This project works with Python on version 2.7+ and 3.5+, and on Linux, OSX and the Windows operating systems. To install:
pip install nmslib
You may need to install Python dev-files. On Ubuntu, you can do it as follows:
sudo apt-get install python3-dev
Building on Windows requires Visual Studio 2015, see this project for more information.
Here is a simple example, but we also have Python notebooks with more elaborate end-to-end examples, which include even computation of gold-standard data (for both sparse and dense space):
import nmslib
import numpy
# create a random matrix to index
data = numpy.random.randn(10000, 100).astype(numpy.float32)
# initialize a new index, using a HNSW index on Cosine Similarity
index = nmslib.init(method='hnsw', space='cosinesimil')
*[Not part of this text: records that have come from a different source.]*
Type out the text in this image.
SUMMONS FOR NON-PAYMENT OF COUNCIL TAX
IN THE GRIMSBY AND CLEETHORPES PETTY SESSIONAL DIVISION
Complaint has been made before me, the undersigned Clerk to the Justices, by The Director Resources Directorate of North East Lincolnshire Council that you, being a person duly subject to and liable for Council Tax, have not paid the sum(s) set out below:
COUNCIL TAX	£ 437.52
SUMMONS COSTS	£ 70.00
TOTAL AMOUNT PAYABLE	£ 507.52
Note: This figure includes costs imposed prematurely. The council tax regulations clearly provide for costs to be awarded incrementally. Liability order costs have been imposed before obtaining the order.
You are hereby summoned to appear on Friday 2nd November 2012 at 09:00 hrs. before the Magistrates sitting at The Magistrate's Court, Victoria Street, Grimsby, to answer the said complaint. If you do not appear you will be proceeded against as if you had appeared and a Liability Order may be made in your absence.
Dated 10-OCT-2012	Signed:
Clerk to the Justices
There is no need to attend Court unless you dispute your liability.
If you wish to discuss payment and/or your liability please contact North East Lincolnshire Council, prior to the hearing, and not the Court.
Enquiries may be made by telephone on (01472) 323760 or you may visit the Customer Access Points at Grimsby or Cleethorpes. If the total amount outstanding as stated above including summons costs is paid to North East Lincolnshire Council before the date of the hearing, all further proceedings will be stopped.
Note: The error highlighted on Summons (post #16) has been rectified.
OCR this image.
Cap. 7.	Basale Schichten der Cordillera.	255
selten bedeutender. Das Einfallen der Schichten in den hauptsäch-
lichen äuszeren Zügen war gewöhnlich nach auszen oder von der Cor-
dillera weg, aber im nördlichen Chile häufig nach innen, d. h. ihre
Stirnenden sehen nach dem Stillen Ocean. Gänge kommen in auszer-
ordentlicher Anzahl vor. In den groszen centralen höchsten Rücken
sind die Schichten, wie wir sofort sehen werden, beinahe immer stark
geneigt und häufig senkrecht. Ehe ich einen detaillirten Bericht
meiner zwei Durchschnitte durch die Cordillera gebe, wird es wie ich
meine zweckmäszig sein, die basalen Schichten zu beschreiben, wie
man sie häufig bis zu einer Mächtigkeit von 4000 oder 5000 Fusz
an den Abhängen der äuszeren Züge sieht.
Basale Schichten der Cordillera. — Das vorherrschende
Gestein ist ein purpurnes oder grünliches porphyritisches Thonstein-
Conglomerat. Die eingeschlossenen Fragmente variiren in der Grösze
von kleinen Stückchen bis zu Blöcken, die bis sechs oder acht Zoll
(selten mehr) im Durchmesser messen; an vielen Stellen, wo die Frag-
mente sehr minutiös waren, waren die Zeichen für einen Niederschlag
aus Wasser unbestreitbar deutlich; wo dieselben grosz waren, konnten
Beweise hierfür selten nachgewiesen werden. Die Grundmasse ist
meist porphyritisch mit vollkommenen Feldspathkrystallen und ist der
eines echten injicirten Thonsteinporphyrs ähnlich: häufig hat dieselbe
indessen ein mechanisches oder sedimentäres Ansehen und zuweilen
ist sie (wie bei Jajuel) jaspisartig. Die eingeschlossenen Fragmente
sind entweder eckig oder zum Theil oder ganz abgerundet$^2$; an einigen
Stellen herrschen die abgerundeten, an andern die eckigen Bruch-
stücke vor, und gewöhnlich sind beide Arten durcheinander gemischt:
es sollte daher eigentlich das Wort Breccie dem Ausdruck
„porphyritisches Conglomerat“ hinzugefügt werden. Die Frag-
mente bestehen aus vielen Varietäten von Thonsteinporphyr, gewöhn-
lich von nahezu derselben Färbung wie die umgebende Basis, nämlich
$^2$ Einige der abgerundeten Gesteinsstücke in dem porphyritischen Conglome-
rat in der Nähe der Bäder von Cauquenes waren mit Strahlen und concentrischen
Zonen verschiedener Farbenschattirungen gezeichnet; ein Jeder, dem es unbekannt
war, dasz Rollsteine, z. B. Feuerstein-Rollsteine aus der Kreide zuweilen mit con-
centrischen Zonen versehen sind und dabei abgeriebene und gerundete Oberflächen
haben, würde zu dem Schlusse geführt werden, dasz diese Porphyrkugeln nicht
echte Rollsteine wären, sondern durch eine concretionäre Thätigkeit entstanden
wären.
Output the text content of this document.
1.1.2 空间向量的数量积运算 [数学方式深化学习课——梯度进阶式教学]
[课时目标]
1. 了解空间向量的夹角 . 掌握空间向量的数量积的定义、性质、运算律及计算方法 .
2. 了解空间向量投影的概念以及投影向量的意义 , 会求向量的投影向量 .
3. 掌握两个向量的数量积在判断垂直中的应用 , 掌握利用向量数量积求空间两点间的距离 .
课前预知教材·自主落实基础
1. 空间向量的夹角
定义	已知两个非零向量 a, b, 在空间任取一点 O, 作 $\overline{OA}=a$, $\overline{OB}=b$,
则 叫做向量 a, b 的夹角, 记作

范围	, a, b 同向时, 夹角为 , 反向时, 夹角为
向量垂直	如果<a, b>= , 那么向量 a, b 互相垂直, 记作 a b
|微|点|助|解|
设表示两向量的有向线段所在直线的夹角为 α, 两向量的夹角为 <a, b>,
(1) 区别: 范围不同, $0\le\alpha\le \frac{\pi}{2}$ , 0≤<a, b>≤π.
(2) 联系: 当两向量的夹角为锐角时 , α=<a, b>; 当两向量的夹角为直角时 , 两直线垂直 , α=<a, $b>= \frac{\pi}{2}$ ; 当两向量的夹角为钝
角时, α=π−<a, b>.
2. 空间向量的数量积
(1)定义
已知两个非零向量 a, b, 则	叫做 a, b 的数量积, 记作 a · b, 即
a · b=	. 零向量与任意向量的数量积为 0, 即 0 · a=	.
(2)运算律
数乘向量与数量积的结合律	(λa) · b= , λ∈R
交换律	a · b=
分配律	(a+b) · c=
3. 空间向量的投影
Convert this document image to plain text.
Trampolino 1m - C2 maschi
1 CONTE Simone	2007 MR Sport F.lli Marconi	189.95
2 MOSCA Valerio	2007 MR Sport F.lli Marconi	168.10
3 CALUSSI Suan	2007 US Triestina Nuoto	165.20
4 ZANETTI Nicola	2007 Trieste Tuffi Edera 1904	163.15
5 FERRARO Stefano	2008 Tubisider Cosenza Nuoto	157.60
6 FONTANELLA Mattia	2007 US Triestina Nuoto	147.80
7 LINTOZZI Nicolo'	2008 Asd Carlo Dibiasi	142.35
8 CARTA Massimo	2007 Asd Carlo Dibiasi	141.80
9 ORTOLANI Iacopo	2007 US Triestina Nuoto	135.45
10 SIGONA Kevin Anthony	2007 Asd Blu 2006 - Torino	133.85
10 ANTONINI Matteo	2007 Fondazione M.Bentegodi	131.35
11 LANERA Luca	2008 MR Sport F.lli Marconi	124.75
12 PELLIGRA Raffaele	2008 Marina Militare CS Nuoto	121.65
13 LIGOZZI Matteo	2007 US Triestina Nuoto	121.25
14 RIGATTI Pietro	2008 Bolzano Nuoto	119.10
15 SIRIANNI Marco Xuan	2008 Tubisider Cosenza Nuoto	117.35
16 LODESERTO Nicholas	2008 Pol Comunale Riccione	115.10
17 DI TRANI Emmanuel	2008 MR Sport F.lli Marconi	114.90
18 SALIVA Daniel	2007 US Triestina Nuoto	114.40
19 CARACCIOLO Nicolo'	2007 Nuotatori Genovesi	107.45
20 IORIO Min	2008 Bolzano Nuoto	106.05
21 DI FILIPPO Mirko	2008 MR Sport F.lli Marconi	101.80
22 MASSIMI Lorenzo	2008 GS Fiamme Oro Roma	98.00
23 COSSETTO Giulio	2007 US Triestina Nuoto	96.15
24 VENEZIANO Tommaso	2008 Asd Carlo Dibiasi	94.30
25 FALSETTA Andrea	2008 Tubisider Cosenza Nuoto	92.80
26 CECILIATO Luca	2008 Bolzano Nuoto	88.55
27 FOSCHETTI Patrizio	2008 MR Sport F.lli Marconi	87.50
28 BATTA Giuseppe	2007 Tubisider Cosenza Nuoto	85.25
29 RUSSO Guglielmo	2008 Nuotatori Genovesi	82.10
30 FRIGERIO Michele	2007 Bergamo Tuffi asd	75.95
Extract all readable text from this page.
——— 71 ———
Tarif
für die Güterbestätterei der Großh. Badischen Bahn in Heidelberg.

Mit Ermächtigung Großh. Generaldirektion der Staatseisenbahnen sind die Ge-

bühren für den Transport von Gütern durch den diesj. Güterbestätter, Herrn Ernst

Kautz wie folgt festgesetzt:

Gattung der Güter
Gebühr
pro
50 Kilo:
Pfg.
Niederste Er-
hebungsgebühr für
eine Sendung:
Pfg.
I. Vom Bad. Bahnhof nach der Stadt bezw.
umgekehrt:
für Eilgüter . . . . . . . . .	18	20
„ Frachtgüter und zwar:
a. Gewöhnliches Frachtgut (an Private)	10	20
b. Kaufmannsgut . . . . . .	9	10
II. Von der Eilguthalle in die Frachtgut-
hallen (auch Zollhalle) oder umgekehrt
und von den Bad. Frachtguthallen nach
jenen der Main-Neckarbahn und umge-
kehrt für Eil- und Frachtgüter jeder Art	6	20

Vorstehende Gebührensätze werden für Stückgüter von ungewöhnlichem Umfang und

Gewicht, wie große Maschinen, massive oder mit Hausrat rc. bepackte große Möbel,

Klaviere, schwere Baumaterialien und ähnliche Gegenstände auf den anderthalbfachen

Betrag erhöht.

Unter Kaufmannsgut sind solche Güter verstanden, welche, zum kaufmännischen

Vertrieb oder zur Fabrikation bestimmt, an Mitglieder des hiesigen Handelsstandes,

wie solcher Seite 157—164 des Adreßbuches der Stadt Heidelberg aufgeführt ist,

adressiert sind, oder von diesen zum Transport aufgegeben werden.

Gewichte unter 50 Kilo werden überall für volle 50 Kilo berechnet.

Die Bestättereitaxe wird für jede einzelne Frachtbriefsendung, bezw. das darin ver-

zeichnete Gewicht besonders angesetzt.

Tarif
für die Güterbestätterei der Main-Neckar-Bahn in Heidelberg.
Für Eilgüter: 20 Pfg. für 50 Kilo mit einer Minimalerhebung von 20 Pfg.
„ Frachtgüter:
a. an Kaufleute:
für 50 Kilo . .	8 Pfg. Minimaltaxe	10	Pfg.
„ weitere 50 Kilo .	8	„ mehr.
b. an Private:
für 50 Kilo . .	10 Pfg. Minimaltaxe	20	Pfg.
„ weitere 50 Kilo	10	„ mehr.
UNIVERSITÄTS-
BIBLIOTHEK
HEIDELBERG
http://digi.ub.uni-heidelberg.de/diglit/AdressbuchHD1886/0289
index.addDataPointBatch(data)
index.createIndex({'post': 2}, print_progress=True)
# query for the nearest neighbours of the first datapoint
ids, distances = index.knnQuery(data[0], k=10)
# get all nearest neighbours for all the datapoint
# using a pool of 4 threads to compute
neighbours = index.knnQueryBatch(data, k=10, num_threads=4)
NMSLIB produces quite a few informational messages. By default, they are not shown in Python. To enable debugging, one should use the following commands before importing the library:
import logging
logging.basicConfig(level=logging.DEBUG)
To enable extra methods like those provided by FALCONN and LSHKIT you need to follow an extra couple steps.
These methods require a development version of the following libraries: Boost, GNU scientific library, and Eigen3. To install on Ubuntu:
sudo apt-get install libboost-all-dev libgsl0-dev libeigen3-dev
Next clone the repository and build with the C++ files using CMake:
cd similarity_search
cmake . -DWITH_EXTRAS=1
make
cd ..
Finally build and install the python extension:
cd python_bindings
pip install -r requirements.txt
python setup.py install
More detailed documentation is also available (thanks to Ben Frederickson).